Lastly, get COD on the PS3 and add me as a friend. You know you want to.

KILLZONE 2

Killzone 2 is stunning. The environments are beautiful. The game play is incredibly realistic. The grenades are super fun to use. Levelling brings you classes which are actually useful in their diversity. The aiming system is great and the missions in the multiplayer mode are not only fun but actually require team work and a different range of classes to really accomplish.

In Killzone you begin as a soldier with a choice of two different but incredibly similar automatic rifles. These rifles are your bread and butter, and unlike MAG (Massive Waste of Time) these rifles will serve purpose of killing people no matter what your level of accomplishment is.

When you are introduced to new classes and a different array of weaponry, there are clear choices to be made about what role you wish to play during the game, and upon death you can alter these choices to suit the current objective or if you just want to see how it looks when someone else's face is blown off with a different gun. My favourite class would have to be Scout, as they can deploy flares which allow fellow players to spawn at this point. Tactical game play anyone?

However, I have two problems with the game. No.1 is that this game is in desperate need of a killcam, and that's because of reason no. 2.

This games levels are stunning to play in, but are not as balanced as they could or should be. For instance, I found a spot, despite being quite in the open, gave me a terrific, and I mean TERRIFIC, view of enemy players. I was able to kill about 20-30 odd players without a single death. This wasn't due to incredible skill or accuracy (even though I have both). It was due to my excellent position and due to the fact none of the opposing players could figure out where I was. A killcam would be great here, as I got bored with continually shooting down players and they were probably quite furious with getting shot down without ever knowing where I was. If at that stage I had the sniper rifle, I have no doubt that I could have easily racked about 50 kills, and once again to clarify, not because of how awesome I am (and I am reinstating that I am), but because of this position.

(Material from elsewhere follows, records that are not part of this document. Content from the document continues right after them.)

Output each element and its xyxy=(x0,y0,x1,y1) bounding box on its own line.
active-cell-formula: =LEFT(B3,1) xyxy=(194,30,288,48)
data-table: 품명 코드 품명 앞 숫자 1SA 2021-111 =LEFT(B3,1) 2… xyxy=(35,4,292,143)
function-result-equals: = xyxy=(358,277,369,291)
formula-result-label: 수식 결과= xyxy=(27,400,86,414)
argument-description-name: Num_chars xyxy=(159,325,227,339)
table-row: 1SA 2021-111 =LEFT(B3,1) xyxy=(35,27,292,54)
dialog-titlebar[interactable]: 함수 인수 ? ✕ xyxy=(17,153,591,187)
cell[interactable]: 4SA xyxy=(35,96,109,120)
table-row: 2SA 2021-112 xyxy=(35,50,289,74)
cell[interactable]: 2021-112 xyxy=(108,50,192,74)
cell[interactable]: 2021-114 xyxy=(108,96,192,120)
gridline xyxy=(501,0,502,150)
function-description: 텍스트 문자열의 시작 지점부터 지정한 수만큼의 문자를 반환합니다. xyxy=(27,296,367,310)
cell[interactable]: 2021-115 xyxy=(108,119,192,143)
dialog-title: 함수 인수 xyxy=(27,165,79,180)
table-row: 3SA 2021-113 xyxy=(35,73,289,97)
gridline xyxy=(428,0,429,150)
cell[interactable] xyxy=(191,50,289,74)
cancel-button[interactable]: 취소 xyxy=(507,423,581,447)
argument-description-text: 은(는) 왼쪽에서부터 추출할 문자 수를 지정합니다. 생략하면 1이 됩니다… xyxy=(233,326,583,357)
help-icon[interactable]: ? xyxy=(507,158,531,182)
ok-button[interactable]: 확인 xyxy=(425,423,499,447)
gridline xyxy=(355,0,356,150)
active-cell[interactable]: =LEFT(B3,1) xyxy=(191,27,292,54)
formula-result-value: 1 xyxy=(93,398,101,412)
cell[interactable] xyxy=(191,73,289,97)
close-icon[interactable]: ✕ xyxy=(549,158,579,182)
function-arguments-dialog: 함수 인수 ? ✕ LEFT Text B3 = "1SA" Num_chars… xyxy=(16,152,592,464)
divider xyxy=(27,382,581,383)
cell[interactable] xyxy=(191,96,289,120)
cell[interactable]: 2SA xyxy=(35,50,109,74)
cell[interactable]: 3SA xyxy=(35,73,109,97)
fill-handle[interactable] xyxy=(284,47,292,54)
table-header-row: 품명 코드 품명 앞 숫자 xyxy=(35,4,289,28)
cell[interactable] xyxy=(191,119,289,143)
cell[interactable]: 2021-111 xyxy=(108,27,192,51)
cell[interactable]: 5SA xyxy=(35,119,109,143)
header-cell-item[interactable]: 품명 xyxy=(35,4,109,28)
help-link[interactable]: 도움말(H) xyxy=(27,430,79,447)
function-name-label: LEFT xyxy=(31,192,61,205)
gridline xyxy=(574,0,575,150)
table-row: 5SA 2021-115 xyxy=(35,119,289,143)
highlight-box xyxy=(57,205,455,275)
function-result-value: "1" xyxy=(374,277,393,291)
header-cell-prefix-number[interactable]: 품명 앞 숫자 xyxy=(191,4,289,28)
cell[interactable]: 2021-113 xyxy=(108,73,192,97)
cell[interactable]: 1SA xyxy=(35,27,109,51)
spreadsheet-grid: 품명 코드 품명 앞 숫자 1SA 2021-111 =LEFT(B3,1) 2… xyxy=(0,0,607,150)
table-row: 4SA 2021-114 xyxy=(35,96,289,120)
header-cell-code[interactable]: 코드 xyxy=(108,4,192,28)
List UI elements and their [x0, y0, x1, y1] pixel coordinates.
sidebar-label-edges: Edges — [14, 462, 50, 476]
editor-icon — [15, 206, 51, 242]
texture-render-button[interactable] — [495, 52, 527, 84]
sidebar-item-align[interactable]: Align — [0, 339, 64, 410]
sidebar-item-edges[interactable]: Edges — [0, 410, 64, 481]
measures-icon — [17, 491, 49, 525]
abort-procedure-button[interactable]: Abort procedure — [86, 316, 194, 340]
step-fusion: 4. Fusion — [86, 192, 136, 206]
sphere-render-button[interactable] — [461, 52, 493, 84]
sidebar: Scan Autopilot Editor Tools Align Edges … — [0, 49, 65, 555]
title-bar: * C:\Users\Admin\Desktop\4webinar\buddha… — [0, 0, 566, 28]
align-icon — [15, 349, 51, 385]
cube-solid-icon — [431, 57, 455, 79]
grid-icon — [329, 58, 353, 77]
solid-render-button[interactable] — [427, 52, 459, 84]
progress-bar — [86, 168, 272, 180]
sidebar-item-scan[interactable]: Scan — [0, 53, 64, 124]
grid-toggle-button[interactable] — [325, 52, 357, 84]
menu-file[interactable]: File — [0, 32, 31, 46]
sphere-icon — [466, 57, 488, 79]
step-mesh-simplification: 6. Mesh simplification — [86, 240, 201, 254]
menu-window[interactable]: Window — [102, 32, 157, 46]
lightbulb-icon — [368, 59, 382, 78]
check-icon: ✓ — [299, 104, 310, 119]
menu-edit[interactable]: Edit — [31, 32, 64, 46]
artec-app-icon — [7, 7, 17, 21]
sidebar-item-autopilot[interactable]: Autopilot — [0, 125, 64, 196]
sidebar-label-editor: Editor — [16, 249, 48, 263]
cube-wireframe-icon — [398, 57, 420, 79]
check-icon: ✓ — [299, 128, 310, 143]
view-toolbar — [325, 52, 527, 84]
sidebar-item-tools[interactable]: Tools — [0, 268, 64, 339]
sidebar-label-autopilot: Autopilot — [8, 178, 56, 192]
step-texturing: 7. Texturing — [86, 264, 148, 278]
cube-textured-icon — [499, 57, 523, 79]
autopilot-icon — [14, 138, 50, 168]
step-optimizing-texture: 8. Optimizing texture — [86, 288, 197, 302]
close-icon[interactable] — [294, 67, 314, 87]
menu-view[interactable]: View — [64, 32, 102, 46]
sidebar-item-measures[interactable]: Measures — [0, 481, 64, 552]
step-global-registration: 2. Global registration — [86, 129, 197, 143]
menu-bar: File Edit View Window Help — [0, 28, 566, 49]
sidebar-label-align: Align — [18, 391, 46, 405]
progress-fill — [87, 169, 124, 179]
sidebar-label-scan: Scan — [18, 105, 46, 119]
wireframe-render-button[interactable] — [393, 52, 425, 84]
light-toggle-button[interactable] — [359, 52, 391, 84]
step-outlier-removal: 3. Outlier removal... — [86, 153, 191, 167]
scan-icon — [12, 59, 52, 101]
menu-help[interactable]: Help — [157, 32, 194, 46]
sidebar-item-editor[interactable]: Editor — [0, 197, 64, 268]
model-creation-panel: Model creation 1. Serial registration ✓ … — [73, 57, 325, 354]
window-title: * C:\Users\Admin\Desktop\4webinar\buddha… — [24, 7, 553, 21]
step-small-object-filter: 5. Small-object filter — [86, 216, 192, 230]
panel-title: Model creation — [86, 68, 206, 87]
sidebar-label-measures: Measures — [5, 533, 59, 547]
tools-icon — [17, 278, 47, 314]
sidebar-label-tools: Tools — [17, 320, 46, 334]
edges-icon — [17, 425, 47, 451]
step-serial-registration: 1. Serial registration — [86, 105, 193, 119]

Another problem I've found with the level design is that in death matches, more often than not, one team ends up holed up in their base (which is the default place to spawn) and then having to continually fire out and throw grenades through a single door.

In conclusion, I am tipping one of my horns to COD and the other to Killzone, as they have proven themselves to be excellent. To MAG, however, I give you my middle finger and hope you get dysentery.